Key Responsibilities

• Run operations for the Cybersecurity vulnerability program to ensure effective delivery of assessments; solutions; remediation; business unit level reporting; process improvements; and documentation.
• Establish and prioritize security vulnerability assessment activities including integration into Depop and eBay's software development lifecycle.
• Communicate security vulnerability risks to business and technology teams and leaders to ensure a clear understanding of these risks and guidance on how to remediate them.
• Track all vulnerability remediation efforts and drive accountability across the organization for remediation. Escalate issues and problems when needed.
• Assess current and emerging threats, cyber attacks and zero-day vulnerabilities that pose risks to Depop and eBay.
• Provide execution in maturing the vulnerability management program to meet the ongoing needs of the business and regulatory obligations.

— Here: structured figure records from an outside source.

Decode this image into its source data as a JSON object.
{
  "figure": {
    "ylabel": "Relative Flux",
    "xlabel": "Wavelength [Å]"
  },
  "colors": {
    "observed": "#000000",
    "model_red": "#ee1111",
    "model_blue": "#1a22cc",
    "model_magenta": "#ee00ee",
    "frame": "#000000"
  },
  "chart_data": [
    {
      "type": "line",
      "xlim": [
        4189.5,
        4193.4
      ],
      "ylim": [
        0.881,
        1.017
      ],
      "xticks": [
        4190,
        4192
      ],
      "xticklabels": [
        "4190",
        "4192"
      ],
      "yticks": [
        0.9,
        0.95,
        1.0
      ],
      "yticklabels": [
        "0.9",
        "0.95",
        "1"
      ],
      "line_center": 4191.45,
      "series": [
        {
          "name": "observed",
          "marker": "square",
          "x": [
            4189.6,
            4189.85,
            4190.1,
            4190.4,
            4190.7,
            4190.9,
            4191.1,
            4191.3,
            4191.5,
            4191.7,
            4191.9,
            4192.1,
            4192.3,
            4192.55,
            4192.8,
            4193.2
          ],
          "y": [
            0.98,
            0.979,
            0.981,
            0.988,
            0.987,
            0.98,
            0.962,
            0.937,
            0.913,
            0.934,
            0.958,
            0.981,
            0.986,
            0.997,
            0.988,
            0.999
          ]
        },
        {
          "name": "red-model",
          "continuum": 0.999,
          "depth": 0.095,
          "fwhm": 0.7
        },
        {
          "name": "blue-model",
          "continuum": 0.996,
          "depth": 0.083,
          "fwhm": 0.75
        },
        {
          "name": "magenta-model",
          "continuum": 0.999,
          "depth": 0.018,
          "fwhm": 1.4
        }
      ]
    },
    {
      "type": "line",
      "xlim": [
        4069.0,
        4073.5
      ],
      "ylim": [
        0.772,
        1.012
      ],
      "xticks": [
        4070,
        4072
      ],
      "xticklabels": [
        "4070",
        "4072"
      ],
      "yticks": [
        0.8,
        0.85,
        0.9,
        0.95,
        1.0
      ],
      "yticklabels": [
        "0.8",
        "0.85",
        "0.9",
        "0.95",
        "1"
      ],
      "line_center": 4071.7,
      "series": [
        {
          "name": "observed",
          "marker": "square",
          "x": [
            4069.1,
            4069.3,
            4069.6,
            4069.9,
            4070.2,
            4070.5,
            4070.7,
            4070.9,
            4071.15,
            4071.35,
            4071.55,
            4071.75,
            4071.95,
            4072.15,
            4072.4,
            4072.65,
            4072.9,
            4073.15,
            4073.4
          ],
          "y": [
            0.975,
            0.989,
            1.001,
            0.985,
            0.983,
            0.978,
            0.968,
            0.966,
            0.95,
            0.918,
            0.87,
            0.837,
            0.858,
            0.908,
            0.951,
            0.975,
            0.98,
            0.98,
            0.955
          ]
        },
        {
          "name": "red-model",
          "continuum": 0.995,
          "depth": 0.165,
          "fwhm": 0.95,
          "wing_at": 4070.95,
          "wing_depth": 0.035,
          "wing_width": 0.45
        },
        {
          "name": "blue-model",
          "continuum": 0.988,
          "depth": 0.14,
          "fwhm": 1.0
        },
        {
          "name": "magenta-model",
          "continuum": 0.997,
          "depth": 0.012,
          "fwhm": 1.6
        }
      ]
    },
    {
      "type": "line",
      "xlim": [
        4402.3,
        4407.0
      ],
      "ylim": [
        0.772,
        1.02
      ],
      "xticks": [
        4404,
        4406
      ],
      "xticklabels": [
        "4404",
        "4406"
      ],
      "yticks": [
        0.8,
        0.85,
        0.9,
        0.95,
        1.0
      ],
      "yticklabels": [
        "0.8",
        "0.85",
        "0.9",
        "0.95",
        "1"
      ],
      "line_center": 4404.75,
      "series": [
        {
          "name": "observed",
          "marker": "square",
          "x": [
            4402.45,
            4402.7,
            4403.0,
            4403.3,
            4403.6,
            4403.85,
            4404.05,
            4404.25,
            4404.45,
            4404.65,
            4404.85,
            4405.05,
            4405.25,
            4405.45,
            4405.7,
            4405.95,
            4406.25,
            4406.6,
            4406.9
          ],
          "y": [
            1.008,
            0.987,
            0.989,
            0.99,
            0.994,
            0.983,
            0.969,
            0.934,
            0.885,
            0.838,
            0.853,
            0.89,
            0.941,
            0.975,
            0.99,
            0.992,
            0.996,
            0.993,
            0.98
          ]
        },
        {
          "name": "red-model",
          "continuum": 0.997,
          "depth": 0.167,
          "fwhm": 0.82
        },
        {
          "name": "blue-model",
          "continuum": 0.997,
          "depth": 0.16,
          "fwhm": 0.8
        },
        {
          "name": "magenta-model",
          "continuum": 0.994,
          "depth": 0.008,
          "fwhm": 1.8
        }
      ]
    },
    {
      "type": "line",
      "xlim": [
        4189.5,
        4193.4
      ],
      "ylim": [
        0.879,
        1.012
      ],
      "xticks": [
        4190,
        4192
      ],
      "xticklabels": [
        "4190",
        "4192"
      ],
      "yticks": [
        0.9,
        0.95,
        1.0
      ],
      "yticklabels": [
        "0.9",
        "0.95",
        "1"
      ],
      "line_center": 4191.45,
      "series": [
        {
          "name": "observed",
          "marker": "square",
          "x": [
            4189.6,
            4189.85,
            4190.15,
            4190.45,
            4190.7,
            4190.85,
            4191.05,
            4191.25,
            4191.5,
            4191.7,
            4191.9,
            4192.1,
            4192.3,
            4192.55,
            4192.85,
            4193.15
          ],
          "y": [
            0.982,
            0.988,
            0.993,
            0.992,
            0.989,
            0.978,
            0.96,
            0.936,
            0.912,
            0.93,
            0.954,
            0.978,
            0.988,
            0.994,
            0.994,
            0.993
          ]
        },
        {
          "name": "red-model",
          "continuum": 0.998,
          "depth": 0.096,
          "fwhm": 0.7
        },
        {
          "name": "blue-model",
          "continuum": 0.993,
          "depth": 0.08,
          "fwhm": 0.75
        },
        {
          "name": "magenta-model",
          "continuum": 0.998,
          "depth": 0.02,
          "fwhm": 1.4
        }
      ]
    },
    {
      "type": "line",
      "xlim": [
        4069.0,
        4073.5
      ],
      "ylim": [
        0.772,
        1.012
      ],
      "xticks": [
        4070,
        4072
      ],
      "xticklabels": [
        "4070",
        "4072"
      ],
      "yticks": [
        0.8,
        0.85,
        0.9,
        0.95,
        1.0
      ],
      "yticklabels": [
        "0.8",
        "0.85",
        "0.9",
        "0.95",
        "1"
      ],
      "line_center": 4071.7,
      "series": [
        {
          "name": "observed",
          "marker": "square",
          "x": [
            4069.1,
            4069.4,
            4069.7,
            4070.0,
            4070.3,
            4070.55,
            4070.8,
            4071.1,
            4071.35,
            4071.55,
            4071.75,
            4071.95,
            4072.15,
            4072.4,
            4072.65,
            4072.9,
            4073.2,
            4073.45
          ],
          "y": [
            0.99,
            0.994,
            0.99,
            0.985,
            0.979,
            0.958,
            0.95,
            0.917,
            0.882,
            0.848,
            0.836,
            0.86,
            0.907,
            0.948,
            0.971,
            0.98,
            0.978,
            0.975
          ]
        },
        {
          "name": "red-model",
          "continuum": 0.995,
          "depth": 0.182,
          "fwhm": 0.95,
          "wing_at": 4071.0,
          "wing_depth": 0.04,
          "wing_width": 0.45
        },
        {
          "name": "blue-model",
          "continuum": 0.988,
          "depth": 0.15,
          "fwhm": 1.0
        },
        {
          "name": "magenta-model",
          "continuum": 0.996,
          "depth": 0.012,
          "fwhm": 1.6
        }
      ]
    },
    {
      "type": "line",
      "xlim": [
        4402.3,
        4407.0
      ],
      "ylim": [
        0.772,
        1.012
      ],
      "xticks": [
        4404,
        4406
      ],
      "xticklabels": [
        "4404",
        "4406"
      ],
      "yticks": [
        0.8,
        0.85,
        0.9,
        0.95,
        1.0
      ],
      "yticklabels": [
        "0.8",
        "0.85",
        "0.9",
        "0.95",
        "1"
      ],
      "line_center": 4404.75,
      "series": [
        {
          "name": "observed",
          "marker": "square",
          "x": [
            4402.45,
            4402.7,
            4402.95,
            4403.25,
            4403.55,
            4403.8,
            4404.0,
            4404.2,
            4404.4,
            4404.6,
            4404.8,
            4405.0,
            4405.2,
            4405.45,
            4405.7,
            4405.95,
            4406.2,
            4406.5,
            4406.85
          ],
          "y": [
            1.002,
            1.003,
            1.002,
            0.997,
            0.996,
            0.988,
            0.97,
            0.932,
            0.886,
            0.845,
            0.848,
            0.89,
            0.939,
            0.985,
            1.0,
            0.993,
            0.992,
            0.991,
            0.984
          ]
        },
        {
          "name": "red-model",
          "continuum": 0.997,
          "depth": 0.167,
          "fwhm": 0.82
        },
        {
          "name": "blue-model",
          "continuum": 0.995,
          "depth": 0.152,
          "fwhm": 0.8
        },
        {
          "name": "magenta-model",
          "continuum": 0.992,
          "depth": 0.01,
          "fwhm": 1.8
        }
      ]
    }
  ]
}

Support compliance and risk management activities.
• Ensure alignment to eBay’s security policies, standards, and methodologies.
• Communicate and present key security vulnerability initiatives, practices, and issues to business units.
• Establish, monitor, and report Key Performance Indicators (KPIs) and Key Risk Indicators (KRIs) and metrics for the Security Vulnerability Program.
• Leverage or implement security tools to improve monitoring functions and drive automation and efficiencies.
• Identify and apply industry resources and Global Information Security domain guides to develop industry leading security vulnerability management solutions and approaches.
• Must be able to interface and coordinate work efficiently and effectively with business colleagues and vendors in global locations and time zones.

Requirements

• 5+ years of demonstrated ability within information security vulnerability management including the remediation process to address operating system and application vulnerabilities.
• Experience using ServiceNow including sophisticated features within ServiceNow; Kubernetes environments that include building, deploying and deleting containerized images; and industry standard development release processes including the use of development pipelines, GitHub and other common release management tools.
• Deep technical understanding of infrastructure security vulnerability management requirements and solutions, as well as threats and challenges impacting the protection of information across an extended global enterprise.
• Capable of flexing between high level strategic concepts & frameworks to tactical operational implementation.
• Self-starter with a bias towards action and can thrive in a fast-paced and ambiguous environment.
• Exceptional interpersonal skills including clear and concise writing, an engaging presentation style, and group facilitation.
• Strong partnership skills with a demonstrable ability to collaborate across teams and roles.
• Must be able to interface, influence, and coordinate work efficiently and effectively with business colleagues in multiple locations at all levels.
• Strong analytical, organizational and decision making skills.
• Ability to quickly learn new environments and technologies.
• Experience with security vulnerability management tools a plus (e.g. Qualys, Tenable, and Anchore).

Benefits

• Maternal leave
• Paternal leave
• Paid sabbatical

Diversity & Inclusion

Here at eBay, we love creating opportunities for others by connecting people from widely diverse backgrounds, perspectives, and geographies. So, being diverse and inclusive isn’t just something we strive for, it is who we are, and part of what we do each and every single day. We want to ensure that as an employee, you feel eBay is a place where, no matter who you are, you feel safe, included, and that you have the opportunity to bring your unique self to work.